MM (Georgia) v Minister for Justice, Equality and Law Reform  IEHC 529, delivered on the 19th September 2011
The applicant in these High Court proceedings sought to challenge the validity of a deportation order made against him on the basis that there was no evidence that the applicant was ever properly served with any proposal to deport him pursuant to s 3(6) of the Immigration Act 1999.
The applicant, a Georgian national, arrived in the state at the end of 1999. The applicant’s application for asylum was refused in 2003 and he was served with notice to deport him. The applicant challenged this order resulting in a settlement under which the applicant was given permission to remain in the state until April 2010. In the meantime the applicant was convicted of theft in September 2009 and sentenced to nine months imprisonment. The central issue of the case then arose as to whether the applicant had been served with a fresh proposal to deport him on the 12th of May 2010 whilst he was serving a sentence in Cloverhill prison.
Section 3(6) of the 1999 Act provides that notice should be served on an individual by being delivered to them or by sending it by post or other recorded delivery service. The Minister sent the deportation letter to Cloverhill prison. The applicant maintained that he never personally received the letter. The prison authorities on the other hand gave evidence that there was a delivery docket for the letter at the prison and it was on the applicants file. The Minster was unable to show that the letter was actually delivered to the applicant in person and so failed to comply with the statutory prerequisites to validate the deportation order.
The High Court found that the Minister also failed to comply with Section 3(6)(b) under which it is necessary to show that the deportation letter was sent to the most recent address furnished by the applicant. It was established in this case that the letter was not sent to the applicant’s most recent address.
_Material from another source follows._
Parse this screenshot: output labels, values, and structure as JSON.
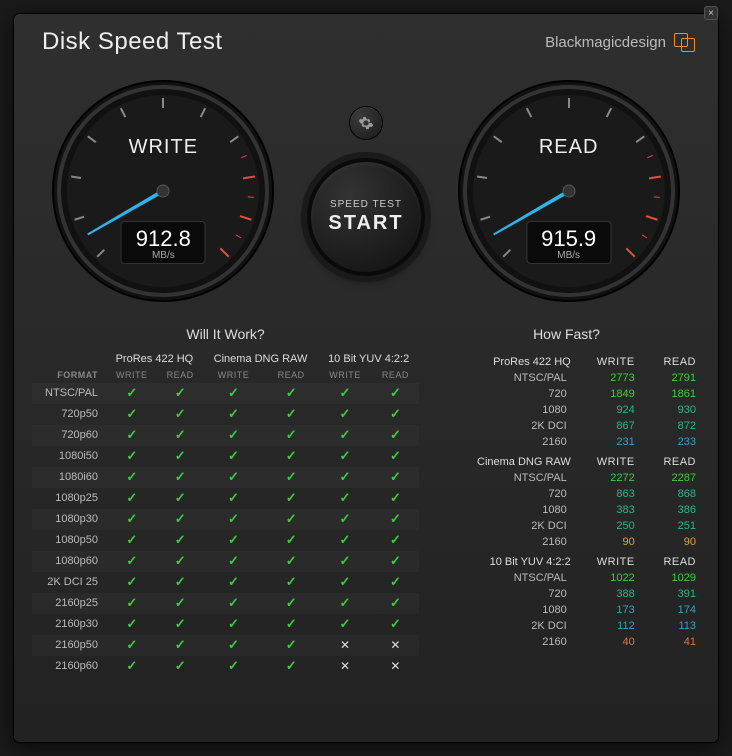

The Minster could therefore not establish that that the notice of intention to deport was ever served on the applicant in the manner required by s 3(6)(a) or s 3(6)(b). Proof of service according to the terms of these provisions is an integral feature of the entire deportation system. Given that a deportation order is of fundamental and far-reaching importance to the applicant, it is vital that there be compliance with the procedural requirements prescribed by statute. For these reasons failing to demonstrate that the applicant had been served with notice of an intention to deport in accordance with s 3(6) is so fundamental that this court could not permit any subsequent deportation order to stand.